If I could recommend one book on nutrition, I seriously think this might be it, and here's why:
1. The book is basically about empowering people to take control of their health. The ole "Let Food Be Thy Medicine" philosophy. Dr. Greger does a decent job of acknowledging both the strengths and weakness of our current approach to disease. He makes a strong argument against prescribing drugs for lifestyle related diseases, at least as a first line of defense. Most importantly, he tries to use science as a basis for his views. His main emphasis is on eating more plant-based foods, particularly fruits, veggies, beans, nuts, seeds, herbs, spices...etc, while limiting quality (or whole) animal products, and avoiding processed or low quality animal products all together.
2. The book provides a comprehensive review of the scientific literature. I subscribe to several journals, but never have I seen so many studies put into a useful context. That said, his own biases toward a vegan (or animal-free diet) are hard to miss. Still, it's a pretty amazing feat, biases aside. And though I might feel he was a little hard on animal products (all animal products) as a group, I do think he makes some valid points about the food industry and their ability to influence policy and suppress research that doesn't jive with their bottom line. I wished he would have taken more time to make a distinction between different quality animal sources. I mean, there is a big difference between the venison I use in my favorite black bean chili and the industrially farm raised, often abused, overly medicated animals (anti-biotics) that provide meat at most local grocery store chains, or worse, our local fast food joint.
3. If he seems a little "radical" in the first half of the book, he makes up for it in part two, where he puts the "perfect" diet into context, by first acknowledging there is no one perfect diet. Foods aren't necessarily good or bad, though some are better for you than others. His recommendations are not only consistent with everything I've learned over years, they're reasonable and thus doable.
From organic vs non-organic, to gluten-free vs. non-gluten-free, to use supplements or not to use supplements, GMO vs. GMO-free...he touches on so many hot-button topics, and his ideas really are very practical and level-headed.
As someone who has been following (and experimenting successfully) with nutrition for decades, I have watched so many fads come and go and have seen too many scientific studies taken out of context and used to promote some extreme eating philosophy. It's nice to read a book where both the science and art of nutrition receive equal time.

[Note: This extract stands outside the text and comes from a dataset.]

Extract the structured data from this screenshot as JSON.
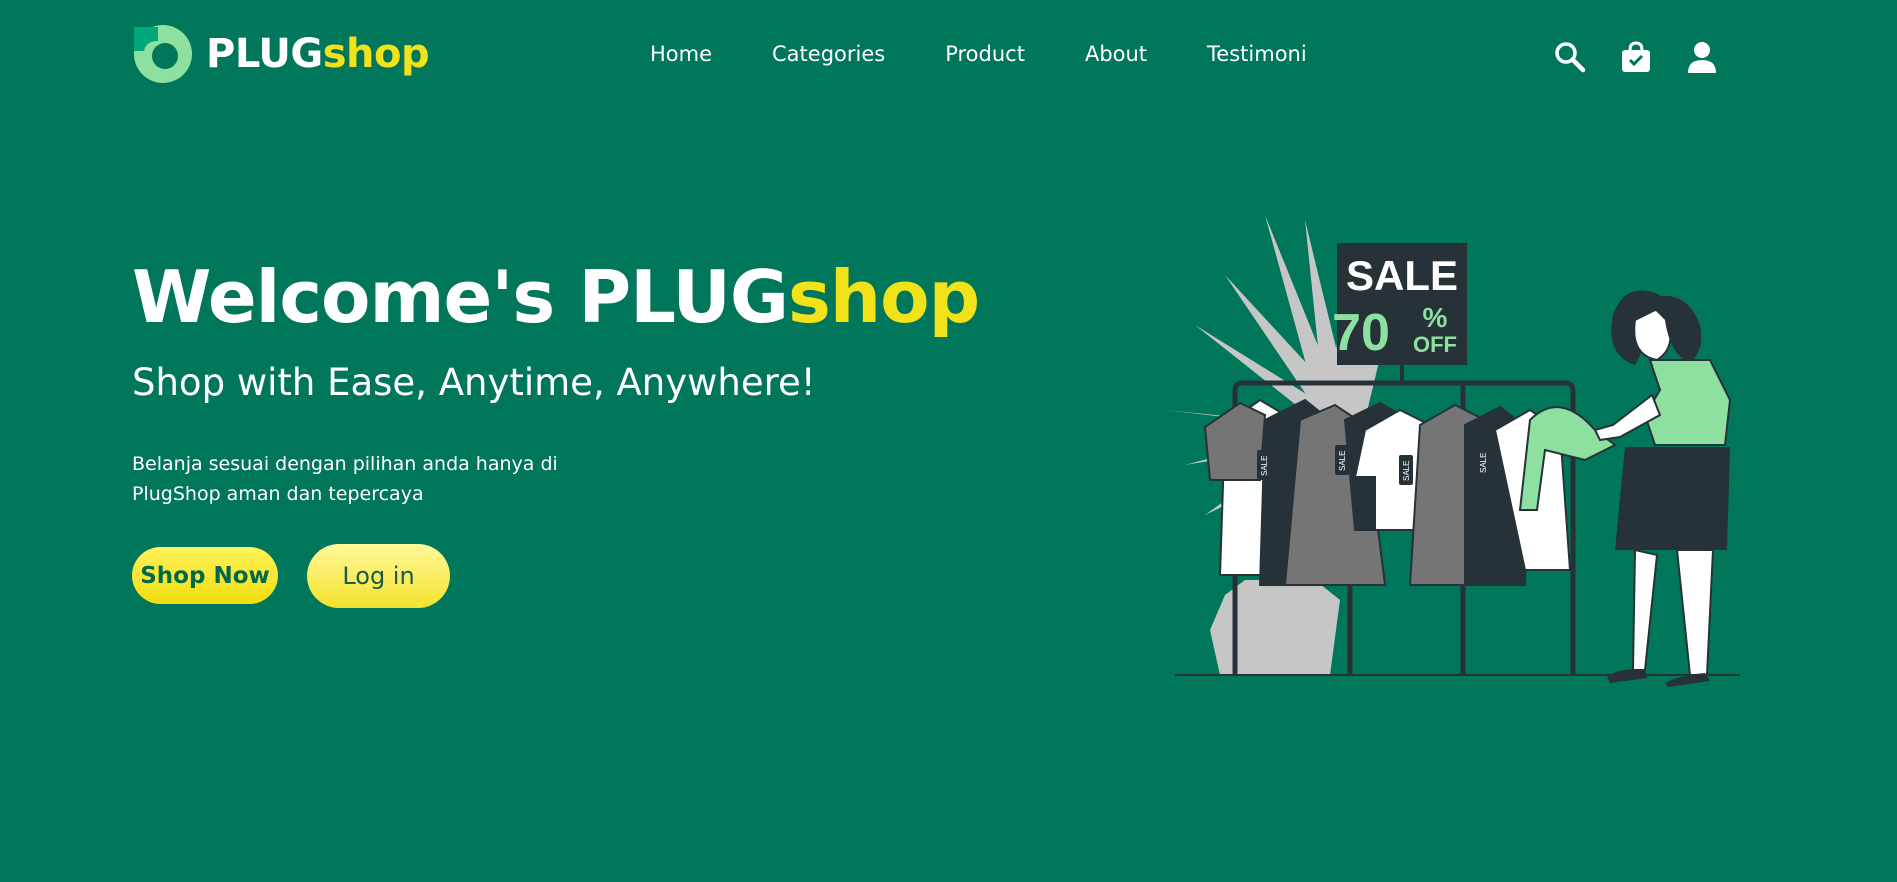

I'm not a vegan, though I don't eat much meat. That said, I believe quality animal products can have a place in a healthy diet. However, I don't think there is anyone who can argue against the benefits of a plant-based diet. In fact, if you look at most popular diets, the one common thread is the emphasis on whole foods, but especially fruits and veggies. Ultimately, I think that is the message that Greger puts forward. Good stuff!
**A little interesting background. Greger started nutritionfacts.org with the support of two philanthropists. It is now a self-sustaining non-profit. The website and its content are free forever with no ads and no corporate sponsorships. He claims that sales from his DVDs go back to the site and proceeds from his books and speaking engagements go to charity.